With their latest release, the popular Medeski, Martin & Wood are making a step further in terms of their soundwhich does not come as a surprise, as they have constantly been trying to find new ways to expand their sonic palette. Originally, they started as a basic jazz organ trio and along the way they just kept adding and emphasizing new elements which have enabled them to be appreciated by different audiences. It seems that in this case they have taken the best elements from the previous incarnations, and by combining them, they have succeeded in making one of the most focused and intensely grooving albums they have ever released.

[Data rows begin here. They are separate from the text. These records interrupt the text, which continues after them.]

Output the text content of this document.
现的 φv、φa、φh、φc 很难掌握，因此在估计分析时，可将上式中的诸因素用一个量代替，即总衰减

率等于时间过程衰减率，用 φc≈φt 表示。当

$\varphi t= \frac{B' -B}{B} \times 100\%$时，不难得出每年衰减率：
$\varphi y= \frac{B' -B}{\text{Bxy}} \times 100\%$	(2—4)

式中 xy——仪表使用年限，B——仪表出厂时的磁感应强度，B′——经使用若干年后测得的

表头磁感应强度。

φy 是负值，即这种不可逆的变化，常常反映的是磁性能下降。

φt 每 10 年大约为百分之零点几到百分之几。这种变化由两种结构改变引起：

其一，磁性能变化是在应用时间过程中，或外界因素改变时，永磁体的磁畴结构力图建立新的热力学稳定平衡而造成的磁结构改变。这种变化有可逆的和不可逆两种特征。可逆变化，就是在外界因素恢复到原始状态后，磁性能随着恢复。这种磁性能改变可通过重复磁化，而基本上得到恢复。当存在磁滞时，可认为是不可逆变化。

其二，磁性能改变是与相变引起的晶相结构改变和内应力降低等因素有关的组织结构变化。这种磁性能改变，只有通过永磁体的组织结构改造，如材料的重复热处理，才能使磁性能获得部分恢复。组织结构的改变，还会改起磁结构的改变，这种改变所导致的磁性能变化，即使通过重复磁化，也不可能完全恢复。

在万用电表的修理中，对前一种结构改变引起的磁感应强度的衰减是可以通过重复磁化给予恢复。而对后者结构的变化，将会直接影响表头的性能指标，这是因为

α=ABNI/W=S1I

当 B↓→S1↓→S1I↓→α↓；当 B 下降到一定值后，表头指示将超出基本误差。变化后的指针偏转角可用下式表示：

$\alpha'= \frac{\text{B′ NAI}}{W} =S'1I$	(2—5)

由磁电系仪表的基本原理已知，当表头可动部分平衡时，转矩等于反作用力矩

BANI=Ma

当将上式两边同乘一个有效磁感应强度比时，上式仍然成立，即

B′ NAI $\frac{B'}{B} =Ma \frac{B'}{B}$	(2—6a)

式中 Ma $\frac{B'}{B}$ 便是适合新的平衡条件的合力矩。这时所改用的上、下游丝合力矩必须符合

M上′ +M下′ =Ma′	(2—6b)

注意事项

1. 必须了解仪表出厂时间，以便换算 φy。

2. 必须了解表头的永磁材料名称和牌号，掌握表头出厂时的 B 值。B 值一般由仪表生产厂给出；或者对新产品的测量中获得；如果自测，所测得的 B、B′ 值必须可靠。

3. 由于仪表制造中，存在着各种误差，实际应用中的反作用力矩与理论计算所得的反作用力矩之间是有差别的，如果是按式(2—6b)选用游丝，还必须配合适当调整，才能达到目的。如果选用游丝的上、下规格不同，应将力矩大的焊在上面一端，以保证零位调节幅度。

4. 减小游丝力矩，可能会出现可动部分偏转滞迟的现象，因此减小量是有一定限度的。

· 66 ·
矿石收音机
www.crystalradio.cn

With the help of John King, who is listed both as a producer and an engineer (Beck, Beastie Boys), the trio has created a brilliant album packed with interesting melodies, soundscapes and rhythms that defy gravity. The opening "Anonymous Skulls" finds John Medeski expanding his choice of keyboards (beyond Hammond organ and acoustic piano), infusing layers and layers of keyboard sounds, followed by Wood's groovy bass lines and Martin's funky beats. It should be noted that all the tunes are about four minutes long, which provides them with certain boundaries and a sense of conciseness when compared to free and more recent atonal/experimental works like Tonic, The Dropper, and Uninvincible, and the recently reissued Farmer's Reserve. These records are interesting in their own right, but somehow this one inspires MMW to show what they can do with their instruments.
Compared to the previous Uninvincible, there are less guests than usual. The group is joined by guitar virtuoso Marc Ribot, who plays on four tracks ("Reflector," "New Planet," "Sasa" and "Queen Bee") and adds a real rock edge to those numbers, especially "Queen Bee," where he really lets it rip. There are other guest appearances by Sex Mob's Steven Bernstein and Briggan Krauss, who add saxophone and slide trumpet on "Sasa." "Mami Gato" has a Latin-inspired feel and melodies, but they're not obvious. Somehow, these sounds and beats suggest sound worlds belonging to different eras and genres (eg. Hancock's Head Hunters ), but only to the effect that they are blending traditional and contemporary elements with an admirable bravado in their quest to create the melange of sounds which characterise this record.
Most musicians limit themselves by avoiding risks and playing it safe. However, that is not the case here. End of the World Party is really a great album in the vein of Shack-Man and Combustication, and it has much more to offer than it might seem at first glance.